Company

BookBeat is a subscription service for audiobooks and eBooks.

Program Rules

• We believe that no technology is perfect and that working with skilled security researchers is crucial in identifying weaknesses in our technology.
• If you believe you have found a security bug in our service, we are happy to work with you to resolve the issue promptly and ensure you are fairly rewarded for your discovery.
• Any type of denial-of-service (DoS) attack is strictly forbidden, as well as any interference with network equipment or BookBeat infrastructure.
• Do not persist copyrighted content such as audio and eBook files.
• Only applicative flaws will be rewarded.
• Testing with real customer accounts that do not belong to you is prohibited.

Eligibility and Responsible Disclosure

We are happy to thank everyone who submit valid reports which help us improve the security of BookBeat.

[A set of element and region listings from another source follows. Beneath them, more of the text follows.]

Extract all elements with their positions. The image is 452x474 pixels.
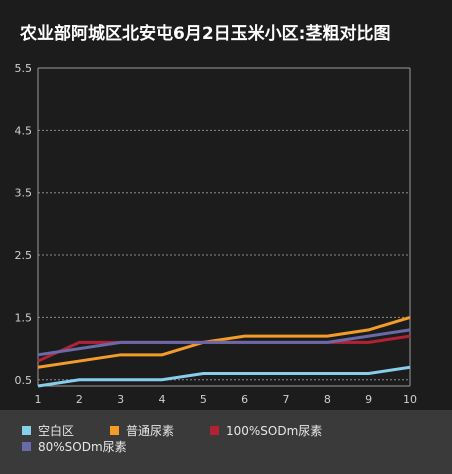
y-tick-label: 3.5 [15, 187, 33, 200]
grid-lines [38, 67, 410, 381]
legend-item-series-1[interactable]: 空白区 [22, 422, 74, 439]
y-tick-label: 4.5 [15, 124, 33, 137]
legend-item-series-2[interactable]: 普通尿素 [110, 422, 174, 439]
legend-swatch [110, 426, 119, 435]
y-tick-label: 0.5 [15, 374, 33, 387]
y-tick-labels: 0.5 1.5 2.5 3.5 4.5 5.5 [15, 62, 33, 387]
x-tick-label: 2 [76, 393, 83, 406]
y-tick-label: 5.5 [15, 62, 33, 75]
y-tick-label: 2.5 [15, 249, 33, 262]
x-tick-label: 5 [200, 393, 207, 406]
legend-swatch [22, 442, 31, 451]
x-tick-label: 10 [403, 393, 417, 406]
legend-label: 100%SODm尿素 [226, 424, 323, 438]
x-tick-label: 1 [35, 393, 42, 406]
x-tick-label: 4 [159, 393, 166, 406]
plot-area: 0.5 1.5 2.5 3.5 4.5 5.5 1 2 3 4 5 6 7 8 9 10 [15, 62, 418, 406]
legend-label: 80%SODm尿素 [38, 440, 127, 454]
legend-swatch [210, 426, 219, 435]
legend-label: 空白区 [38, 424, 75, 438]
y-tick-label: 1.5 [15, 311, 33, 324]
series-line-1 [37, 365, 411, 388]
x-tick-label: 3 [117, 393, 124, 406]
series-line-2 [37, 315, 411, 369]
series-line-4 [37, 328, 411, 357]
legend-swatch [22, 426, 31, 435]
legend-item-series-3[interactable]: 100%SODm尿素 [210, 422, 322, 439]
x-tick-label: 7 [283, 393, 290, 406]
axes [37, 67, 411, 387]
series-lines [37, 315, 411, 388]
chart-title: 农业部阿城区北安屯6月2日玉米小区:茎粗对比图 [20, 24, 391, 44]
legend: 空白区 普通尿素 100%SODm尿素 80%SODm尿素 [0, 410, 452, 474]
legend-item-series-4[interactable]: 80%SODm尿素 [22, 438, 127, 455]
x-tick-label: 6 [241, 393, 248, 406]
x-tick-labels: 1 2 3 4 5 6 7 8 9 10 [35, 393, 418, 406]
legend-label: 普通尿素 [126, 424, 175, 438]
x-tick-label: 9 [365, 393, 372, 406]
x-tick-label: 8 [324, 393, 331, 406]
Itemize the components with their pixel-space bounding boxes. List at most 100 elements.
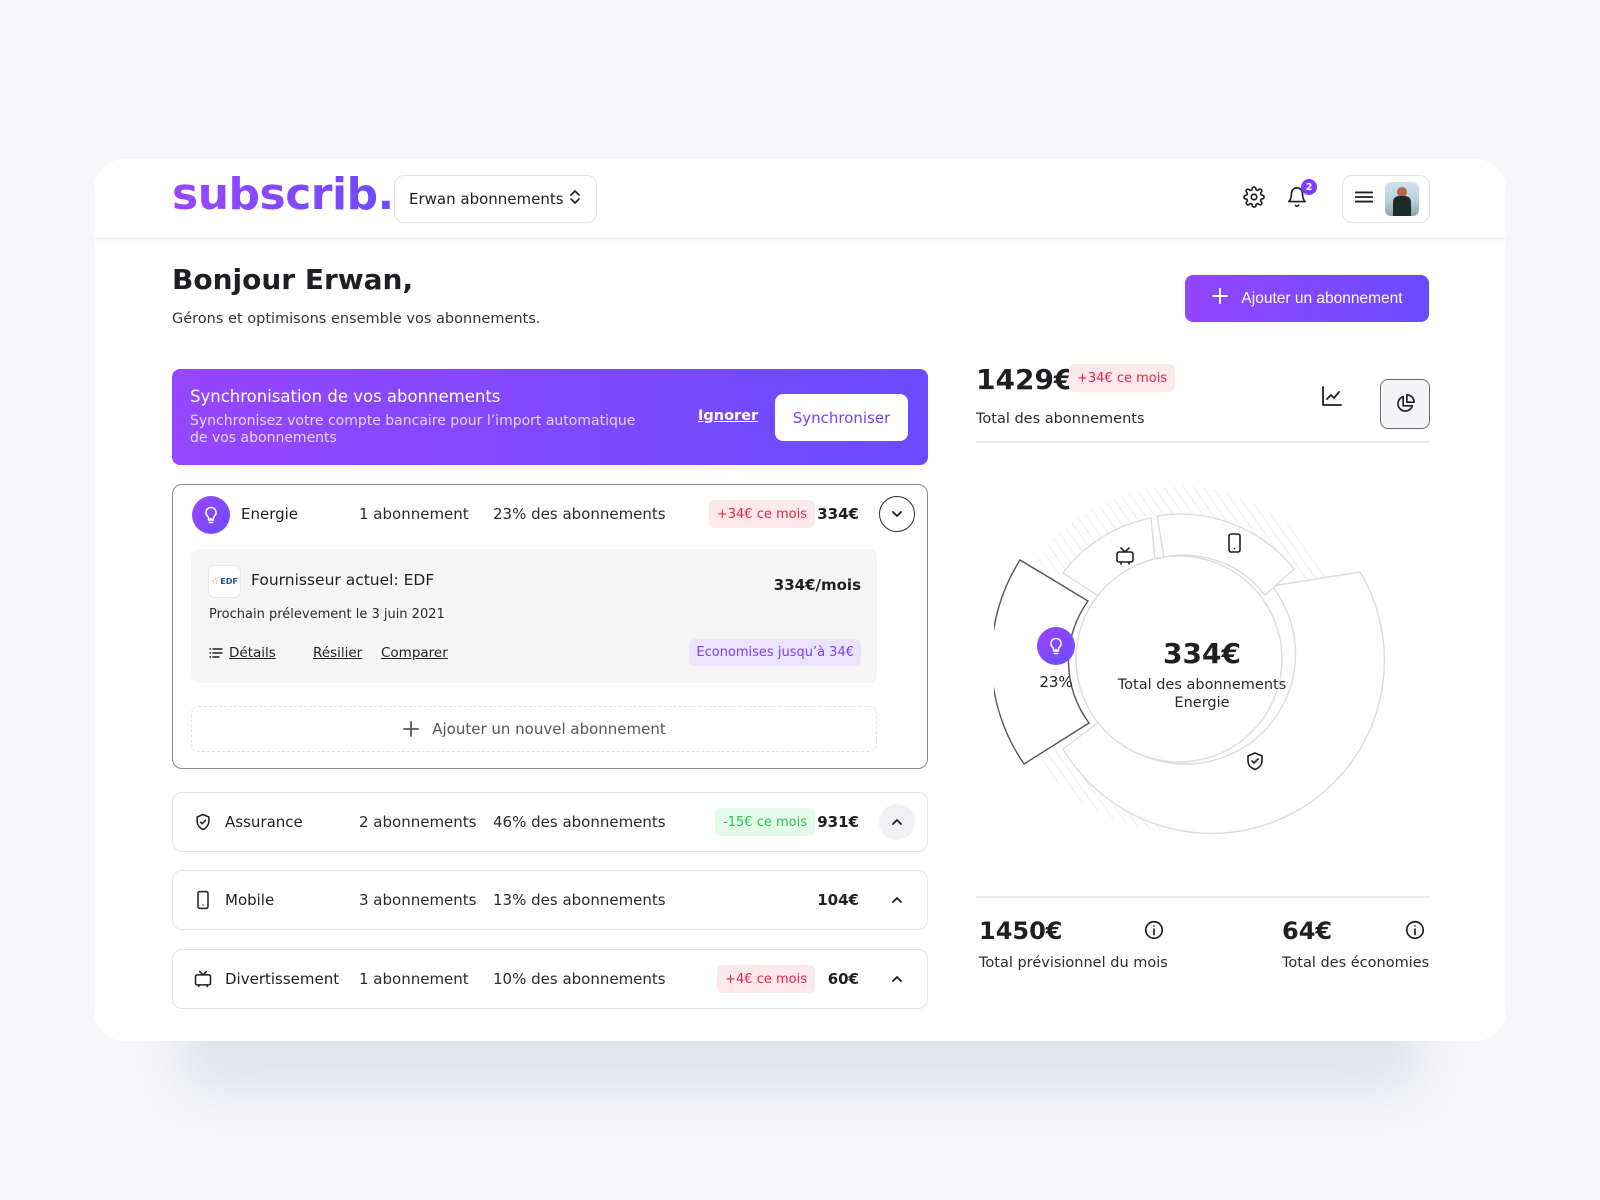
- edf-logo: ☆ EDF: [208, 565, 241, 598]
- category-change-badge: +34€ ce mois: [708, 500, 815, 528]
- compare-link[interactable]: Comparer: [381, 645, 448, 661]
- cancel-link[interactable]: Résilier: [313, 645, 363, 661]
- forecast-info-button[interactable]: [1143, 919, 1165, 941]
- provider-amount: 334€/mois: [773, 576, 861, 594]
- savings-stat: 64€ Total des économies: [1282, 917, 1429, 971]
- smartphone-icon: [1228, 533, 1241, 553]
- shield-check-icon: [1247, 752, 1263, 771]
- selected-segment-percent: 23%: [1039, 673, 1073, 691]
- provider-card: ☆ EDF Fournisseur actuel: EDF 334€/mois P…: [191, 549, 877, 683]
- synchronize-button[interactable]: Synchroniser: [775, 394, 908, 441]
- user-avatar: [1385, 182, 1419, 216]
- donut-center-label: Total des abonnements Energie: [1117, 677, 1287, 711]
- category-amount: 931€: [817, 813, 859, 831]
- account-selector[interactable]: Erwan abonnements: [394, 175, 597, 223]
- category-count: 3 abonnements: [359, 891, 477, 909]
- category-percent: 13% des abonnements: [493, 891, 666, 909]
- add-new-subscription-button[interactable]: Ajouter un nouvel abonnement: [191, 706, 877, 752]
- stats-divider: [976, 896, 1430, 898]
- notifications-button[interactable]: 2: [1283, 179, 1317, 213]
- category-card-mobile[interactable]: Mobile 3 abonnements 13% des abonnements…: [172, 870, 928, 930]
- sync-banner-title: Synchronisation de vos abonnements: [190, 387, 501, 406]
- total-label: Total des abonnements: [976, 411, 1145, 427]
- user-menu-button[interactable]: [1342, 175, 1430, 223]
- ignore-link[interactable]: Ignorer: [698, 408, 759, 424]
- chevron-down-icon: [892, 511, 902, 517]
- category-name: Divertissement: [225, 970, 340, 988]
- category-percent: 10% des abonnements: [493, 970, 666, 988]
- category-change-badge: -15€ ce mois: [715, 808, 815, 836]
- info-icon: [1144, 920, 1164, 940]
- lightbulb-icon: [1037, 627, 1075, 665]
- total-change-badge: +34€ ce mois: [1069, 364, 1176, 392]
- category-header-energie[interactable]: Energie 1 abonnement 23% des abonnements…: [173, 485, 927, 543]
- category-card-energie: Energie 1 abonnement 23% des abonnements…: [172, 484, 928, 769]
- lightbulb-icon: [192, 496, 230, 534]
- details-link[interactable]: Détails: [209, 645, 313, 661]
- total-amount: 1429€: [976, 363, 1074, 396]
- donut-center-amount: 334€: [1163, 637, 1241, 670]
- plus-icon: [1211, 287, 1229, 310]
- sync-banner-description: Synchronisez votre compte bancaire pour …: [190, 413, 636, 446]
- category-amount: 104€: [817, 891, 859, 909]
- pie-chart-view-button[interactable]: [1380, 379, 1430, 429]
- expand-toggle[interactable]: [879, 882, 915, 918]
- provider-actions: Détails Résilier Comparer: [209, 645, 448, 661]
- tv-icon: [1116, 547, 1134, 565]
- chevron-up-icon: [892, 976, 902, 982]
- category-count: 1 abonnement: [359, 505, 469, 523]
- category-count: 2 abonnements: [359, 813, 477, 831]
- category-name: Energie: [241, 505, 299, 523]
- forecast-value: 1450€: [979, 917, 1063, 945]
- provider-title: Fournisseur actuel: EDF: [251, 571, 435, 589]
- category-percent: 46% des abonnements: [493, 813, 666, 831]
- top-bar: subscrib. Erwan abonnements 2: [94, 159, 1506, 239]
- bell-icon: [1286, 186, 1308, 212]
- notification-count-badge: 2: [1301, 179, 1317, 195]
- app-logo: subscrib.: [172, 169, 394, 220]
- chevron-up-down-icon: [568, 189, 582, 209]
- forecast-stat: 1450€ Total prévisionnel du mois: [979, 917, 1168, 971]
- category-percent: 23% des abonnements: [493, 505, 666, 523]
- info-icon: [1405, 920, 1425, 940]
- savings-value: 64€: [1282, 917, 1333, 945]
- chevron-up-icon: [892, 819, 902, 825]
- dashboard-card: subscrib. Erwan abonnements 2 Bonjou: [94, 159, 1506, 1041]
- account-selector-label: Erwan abonnements: [409, 190, 564, 208]
- category-change-badge: +4€ ce mois: [717, 965, 815, 993]
- plus-icon: [403, 721, 420, 737]
- page-subtitle: Gérons et optimisons ensemble vos abonne…: [172, 311, 541, 327]
- sync-banner: Synchronisation de vos abonnements Synch…: [172, 369, 928, 465]
- next-payment: Prochain prélevement le 3 juin 2021: [209, 607, 445, 622]
- settings-button[interactable]: [1240, 185, 1268, 213]
- shield-check-icon: [193, 812, 213, 832]
- category-name: Mobile: [225, 891, 275, 909]
- collapse-toggle[interactable]: [879, 496, 915, 532]
- category-amount: 60€: [827, 970, 859, 988]
- tv-icon: [193, 969, 213, 989]
- donut-chart: [994, 486, 1386, 835]
- savings-info-button[interactable]: [1404, 919, 1426, 941]
- expand-toggle[interactable]: [879, 961, 915, 997]
- gear-icon: [1243, 186, 1265, 212]
- hamburger-menu-icon: [1353, 186, 1375, 212]
- line-chart-icon: [1322, 386, 1342, 406]
- category-card-assurance[interactable]: Assurance 2 abonnements 46% des abonneme…: [172, 792, 928, 852]
- list-icon: [209, 648, 223, 658]
- savings-label: Total des économies: [1282, 955, 1430, 971]
- savings-badge: Economises jusqu’à 34€: [689, 639, 861, 666]
- category-card-divertissement[interactable]: Divertissement 1 abonnement 10% des abon…: [172, 949, 928, 1009]
- category-name: Assurance: [225, 813, 303, 831]
- summary-divider: [976, 441, 1430, 443]
- add-subscription-label: Ajouter un abonnement: [1241, 289, 1403, 307]
- forecast-label: Total prévisionnel du mois: [979, 955, 1168, 971]
- donut-center: 334€ Total des abonnements Energie: [1098, 637, 1306, 712]
- expand-toggle[interactable]: [879, 804, 915, 840]
- add-subscription-button[interactable]: Ajouter un abonnement: [1185, 275, 1429, 322]
- pie-chart-icon: [1397, 394, 1415, 412]
- chevron-up-icon: [892, 897, 902, 903]
- donut-selected-segment-label[interactable]: 23%: [1028, 627, 1084, 691]
- category-count: 1 abonnement: [359, 970, 469, 988]
- line-chart-view-button[interactable]: [1320, 384, 1346, 410]
- page-title: Bonjour Erwan,: [172, 263, 414, 296]
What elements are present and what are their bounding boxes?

However, only those that meet the following eligibility requirements may receive a monetary reward:

• You must be the first reporter of a vulnerability.
• The vulnerability must be a qualifying vulnerability (see below).
• Any vulnerability found must be reported no later than 24 hours after discovery, exclusively through yeswehack.com.
• You must send a clear textual description of the report along with steps to reproduce the issue (include attachments such as screenshots or proof of concept code as necessary).
• You must avoid tests that could cause degradation or interruption of our service (refrain from using automated tools, and put limits on your requests per second).
• You must not leak, manipulate, or destroy any user data.
• You must not be a former or current employee of BookBeat or one of its contractors.
• Reports about vulnerabilities are examined by our security analysts.
• Our analysis is always based on worst-case exploitation of the vulnerability, as is the reward we pay.
• No vulnerability disclosure, including partial is allowed for the moment.

SYSTEM UPDATES

• 2024-01-27. We recently made a significant update to how our site handles markets. The new feature is automatic recognition of geolocation but there are more underlying changes. Hopefully this all works as intended with no unintentional leaks of content between markets or url-manipulation vulnerabilities.